Thursday Dec 12, 2024
Wednesday, 19 August 2015 00:47 - - {{hitsCtrl.values.hits}}
Reuters: The rupee ended steady on Tuesday amid importer dollar demand as a State-run bank defended the local currency from declining, while dealers said they expected the Central Bank to let the market determine the exchange rate after Parliamentary polls this week end eight months of political instability.
Former President Mahinda Rajapaksa’s attempt to stage a comeback in the nation’s general election has ended in defeat as election results on Tuesday showed the alliance that toppled him making decisive gains.
The ruling United National Party was likely to fall just short of an outright majority but Prime Minister Ranil Wickremesinghe should still command enough support to form a stable government. The rupee ended steady at 134.00 per dollar, as one of the two State-run banks, through which the Central Bank usually directs the market, sold dollars at a flat rate of 134.00.
“There was importer demand and the exporters are reluctant to sell (dollars),” said a currency dealer, asking not to be named. On Monday, the currency fell for a third session in four, as the State-run bank raised the currency’s peg against the dollar by 10 cents to allow the exchange rate to depreciate to 134.00, dealers said.

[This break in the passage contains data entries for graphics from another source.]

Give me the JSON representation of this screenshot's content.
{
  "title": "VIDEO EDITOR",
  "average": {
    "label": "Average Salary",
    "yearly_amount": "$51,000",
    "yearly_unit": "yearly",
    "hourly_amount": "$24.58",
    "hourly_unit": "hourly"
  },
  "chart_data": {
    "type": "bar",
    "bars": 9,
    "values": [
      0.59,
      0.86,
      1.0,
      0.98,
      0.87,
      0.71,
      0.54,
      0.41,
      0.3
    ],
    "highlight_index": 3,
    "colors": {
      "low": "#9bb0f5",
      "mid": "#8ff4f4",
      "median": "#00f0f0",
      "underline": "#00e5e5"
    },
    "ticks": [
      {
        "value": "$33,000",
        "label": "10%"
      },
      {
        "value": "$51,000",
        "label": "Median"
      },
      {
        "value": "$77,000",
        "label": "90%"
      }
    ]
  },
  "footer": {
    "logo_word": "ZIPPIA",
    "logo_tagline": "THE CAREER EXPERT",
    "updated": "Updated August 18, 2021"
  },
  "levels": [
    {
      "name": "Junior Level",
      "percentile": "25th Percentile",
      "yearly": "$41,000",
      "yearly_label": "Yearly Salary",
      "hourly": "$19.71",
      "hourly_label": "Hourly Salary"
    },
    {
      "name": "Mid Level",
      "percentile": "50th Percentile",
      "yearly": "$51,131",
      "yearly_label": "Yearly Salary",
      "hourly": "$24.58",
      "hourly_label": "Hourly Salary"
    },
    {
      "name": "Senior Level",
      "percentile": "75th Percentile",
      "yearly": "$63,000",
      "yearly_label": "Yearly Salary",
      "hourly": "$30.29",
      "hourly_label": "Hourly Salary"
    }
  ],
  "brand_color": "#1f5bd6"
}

They expect the Central Bank, which has so far this year directed the market through the State-run bank, to let the currency remain weaker after Monday’s Parliament elections due to importer dollar demand and global trend.

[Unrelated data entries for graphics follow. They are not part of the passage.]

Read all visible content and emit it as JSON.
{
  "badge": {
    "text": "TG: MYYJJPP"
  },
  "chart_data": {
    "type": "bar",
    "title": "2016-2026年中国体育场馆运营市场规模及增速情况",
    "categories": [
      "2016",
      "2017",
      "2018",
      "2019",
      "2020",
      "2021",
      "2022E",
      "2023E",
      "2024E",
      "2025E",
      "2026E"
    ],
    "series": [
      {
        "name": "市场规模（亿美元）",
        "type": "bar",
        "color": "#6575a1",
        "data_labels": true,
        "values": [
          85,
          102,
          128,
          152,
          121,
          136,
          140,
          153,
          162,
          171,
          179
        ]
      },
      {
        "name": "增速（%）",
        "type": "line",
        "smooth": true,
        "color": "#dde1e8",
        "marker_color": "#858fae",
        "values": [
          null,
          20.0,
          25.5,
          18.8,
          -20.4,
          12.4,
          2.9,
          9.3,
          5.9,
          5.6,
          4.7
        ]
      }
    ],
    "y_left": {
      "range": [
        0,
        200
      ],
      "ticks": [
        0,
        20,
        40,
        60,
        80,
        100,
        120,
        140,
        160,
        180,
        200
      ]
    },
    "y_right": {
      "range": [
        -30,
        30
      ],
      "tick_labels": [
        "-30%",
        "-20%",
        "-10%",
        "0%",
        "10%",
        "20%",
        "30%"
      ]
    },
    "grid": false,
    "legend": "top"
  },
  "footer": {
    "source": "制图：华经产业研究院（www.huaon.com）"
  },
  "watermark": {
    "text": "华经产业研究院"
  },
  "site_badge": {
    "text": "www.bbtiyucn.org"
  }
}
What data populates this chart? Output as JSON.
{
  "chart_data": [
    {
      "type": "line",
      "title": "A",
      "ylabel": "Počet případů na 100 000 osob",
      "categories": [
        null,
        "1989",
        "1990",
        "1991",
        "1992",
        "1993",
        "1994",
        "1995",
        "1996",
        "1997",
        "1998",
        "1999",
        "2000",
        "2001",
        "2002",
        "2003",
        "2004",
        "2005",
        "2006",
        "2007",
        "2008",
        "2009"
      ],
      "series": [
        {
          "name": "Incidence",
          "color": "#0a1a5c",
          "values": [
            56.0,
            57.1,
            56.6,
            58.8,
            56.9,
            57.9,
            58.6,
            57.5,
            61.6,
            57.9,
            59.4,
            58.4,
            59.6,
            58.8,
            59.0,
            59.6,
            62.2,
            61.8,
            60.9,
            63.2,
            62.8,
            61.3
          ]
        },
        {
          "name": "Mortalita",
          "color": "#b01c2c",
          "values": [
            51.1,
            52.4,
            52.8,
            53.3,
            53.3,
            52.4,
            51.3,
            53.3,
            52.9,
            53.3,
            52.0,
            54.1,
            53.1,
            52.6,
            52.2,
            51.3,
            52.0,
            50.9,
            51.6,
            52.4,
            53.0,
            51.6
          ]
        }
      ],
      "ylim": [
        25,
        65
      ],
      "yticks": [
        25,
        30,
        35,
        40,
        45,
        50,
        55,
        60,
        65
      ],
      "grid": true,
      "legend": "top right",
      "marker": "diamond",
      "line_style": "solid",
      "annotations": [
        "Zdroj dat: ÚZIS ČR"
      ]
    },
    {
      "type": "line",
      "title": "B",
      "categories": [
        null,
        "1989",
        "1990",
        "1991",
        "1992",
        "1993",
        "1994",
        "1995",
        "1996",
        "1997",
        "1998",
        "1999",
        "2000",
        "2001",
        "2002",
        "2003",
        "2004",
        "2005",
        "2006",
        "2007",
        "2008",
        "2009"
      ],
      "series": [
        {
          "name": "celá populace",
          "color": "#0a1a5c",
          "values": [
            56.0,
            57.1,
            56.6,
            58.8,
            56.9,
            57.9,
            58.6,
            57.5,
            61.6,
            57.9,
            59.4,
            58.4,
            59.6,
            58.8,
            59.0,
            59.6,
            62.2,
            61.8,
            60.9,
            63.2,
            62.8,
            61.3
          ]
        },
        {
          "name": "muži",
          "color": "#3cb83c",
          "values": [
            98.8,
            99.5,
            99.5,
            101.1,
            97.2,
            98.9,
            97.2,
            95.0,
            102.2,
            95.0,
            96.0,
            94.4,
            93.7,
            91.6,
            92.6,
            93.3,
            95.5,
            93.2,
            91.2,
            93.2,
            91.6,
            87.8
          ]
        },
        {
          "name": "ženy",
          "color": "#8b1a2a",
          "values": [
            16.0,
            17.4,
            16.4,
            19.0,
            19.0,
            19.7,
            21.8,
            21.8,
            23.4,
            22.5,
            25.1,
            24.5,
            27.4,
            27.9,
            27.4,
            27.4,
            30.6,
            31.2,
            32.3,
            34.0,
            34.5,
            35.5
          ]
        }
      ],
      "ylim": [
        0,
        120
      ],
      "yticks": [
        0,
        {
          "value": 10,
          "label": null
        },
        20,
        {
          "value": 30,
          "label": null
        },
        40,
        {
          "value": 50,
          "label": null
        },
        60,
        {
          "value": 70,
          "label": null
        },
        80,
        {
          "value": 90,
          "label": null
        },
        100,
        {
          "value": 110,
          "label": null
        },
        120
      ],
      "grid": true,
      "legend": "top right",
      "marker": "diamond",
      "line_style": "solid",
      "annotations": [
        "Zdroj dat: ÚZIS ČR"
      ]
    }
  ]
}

Analysts said the rupee may fall to 137 levels in the short term if the Central Bank allows it to depreciate, in line with the weakening seen in other global currencies against the dollar.
Dealers said there was heavy importer dollar demand with some booking forwards. Exporters held onto dollars, expecting the rupee to depreciate further, they added.
Central Bank officials were not immediately available for comment.
The currency has fallen 0.37% since 5 August as the State-owned bank raised the currency’s peg against the dollar by 50 cents on four occasions, allowing the exchange rate to fall.